London

What London can learn about supervised injection sites from Moss Park

As Londoners prepare for the city's first supervised injection site, there is expertise close at hand in Toronto where a pop-up site has been operational for the past four months.

An organizer at the Toronto site says 120 fatal overdoses have been prevented in four and a half months

Toronto opened an overdose prevention site in Moss Park in August 2017 (Provided: Leigh Chapman)

As Londoners prepare for the city's first supervised injection site, there is expertise close at hand in Toronto.

A pop-up site in that city is now more than four months old, running out of Moss Park, a venue in the city's east end often frequented by drug users.

"People are literally dropping before our eyes," says volunteer nurse Leigh Chapman, one of the site organizers. "We're there to witness it and intervene immediately to prevent a fatal outome." 

London announced Tuesday it was opening an overdose prevention site, a temporary measure until a federal drug exemption is granted.

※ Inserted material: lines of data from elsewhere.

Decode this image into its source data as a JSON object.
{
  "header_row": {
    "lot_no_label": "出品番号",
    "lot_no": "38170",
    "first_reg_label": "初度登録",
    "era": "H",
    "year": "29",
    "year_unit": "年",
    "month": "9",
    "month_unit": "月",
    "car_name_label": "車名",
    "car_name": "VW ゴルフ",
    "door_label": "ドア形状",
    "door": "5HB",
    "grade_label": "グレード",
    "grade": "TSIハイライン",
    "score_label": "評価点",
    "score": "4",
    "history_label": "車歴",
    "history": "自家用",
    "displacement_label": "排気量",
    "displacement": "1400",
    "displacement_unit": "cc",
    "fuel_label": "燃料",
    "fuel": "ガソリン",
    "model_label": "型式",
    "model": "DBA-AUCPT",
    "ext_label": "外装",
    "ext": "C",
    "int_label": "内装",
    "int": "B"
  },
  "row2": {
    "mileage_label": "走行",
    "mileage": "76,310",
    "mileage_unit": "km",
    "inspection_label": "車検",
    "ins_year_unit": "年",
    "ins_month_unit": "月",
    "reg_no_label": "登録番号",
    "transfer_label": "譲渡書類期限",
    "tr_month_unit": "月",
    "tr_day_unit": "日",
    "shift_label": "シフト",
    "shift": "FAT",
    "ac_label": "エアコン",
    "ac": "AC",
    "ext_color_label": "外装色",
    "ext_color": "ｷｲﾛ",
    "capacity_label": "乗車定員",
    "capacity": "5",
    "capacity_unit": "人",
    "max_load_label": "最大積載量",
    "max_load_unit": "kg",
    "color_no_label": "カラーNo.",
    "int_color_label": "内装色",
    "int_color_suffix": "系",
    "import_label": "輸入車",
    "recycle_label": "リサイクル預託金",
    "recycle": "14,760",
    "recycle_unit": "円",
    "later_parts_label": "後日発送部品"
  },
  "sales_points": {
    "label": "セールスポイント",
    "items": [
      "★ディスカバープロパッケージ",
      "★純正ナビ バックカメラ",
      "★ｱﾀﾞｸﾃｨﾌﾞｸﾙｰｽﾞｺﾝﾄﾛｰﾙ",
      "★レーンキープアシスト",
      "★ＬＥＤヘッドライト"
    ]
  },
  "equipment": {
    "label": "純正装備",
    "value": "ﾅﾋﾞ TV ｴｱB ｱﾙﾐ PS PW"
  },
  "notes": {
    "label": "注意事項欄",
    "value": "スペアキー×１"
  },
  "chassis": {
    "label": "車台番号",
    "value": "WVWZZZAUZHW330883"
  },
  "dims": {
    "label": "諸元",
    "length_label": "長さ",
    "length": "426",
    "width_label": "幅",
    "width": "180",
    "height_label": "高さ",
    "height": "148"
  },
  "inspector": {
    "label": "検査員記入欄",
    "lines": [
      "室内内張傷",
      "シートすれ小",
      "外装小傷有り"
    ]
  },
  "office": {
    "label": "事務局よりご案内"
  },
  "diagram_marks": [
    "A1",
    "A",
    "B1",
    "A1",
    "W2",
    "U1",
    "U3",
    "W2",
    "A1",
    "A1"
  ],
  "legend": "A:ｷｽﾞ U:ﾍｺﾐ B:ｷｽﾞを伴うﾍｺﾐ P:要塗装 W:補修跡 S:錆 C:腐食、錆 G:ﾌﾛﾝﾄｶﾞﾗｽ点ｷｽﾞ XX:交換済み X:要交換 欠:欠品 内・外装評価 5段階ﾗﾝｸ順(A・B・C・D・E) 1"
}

The location is not yet public but the Middlesex-London Health Unit says it will open in the coming weeks. 

At the Toronto site, it takes more than 150 volunteers to run operations, along with seven coordinators who manage everything from scheduling to media requests.

The volunteers are either health care workers, or people who's lives have been touched by injection drug use, some having lost a loved one to overdose.

Twenty to 50 people line up every day to inject drugs in a venue they know is safe and supervised. While help is there for those who want to seek treatment, others may simply want the safety and support, Chapman explained.

"When they come into our space it's clean, it's sterile, they can take their time. The connection that we're making with folks over the last four and half months has been really amazing and beautiful to see."

The trailer, which now also provides much-needed warmth, offers free access to the overdose antidote naloxone, clean syringes and perhaps equally valuable, according to Leigh, companionship.

"Knowing that there are people who care about their well-being, who ask if they've eaten or slept in five days, that's all part of keeping people alive as well."

Chapman has heard the concerns from communities worried about safe injection sites in their backyards. Her message is simple.

"It really is about saving lives and I don't know who can argue with that, because at the end of the day people using drugs deserve to live. We have prevented 120 fatal overdoses in four and a half months, so that's 120 Torontonians who would otherwise be dead."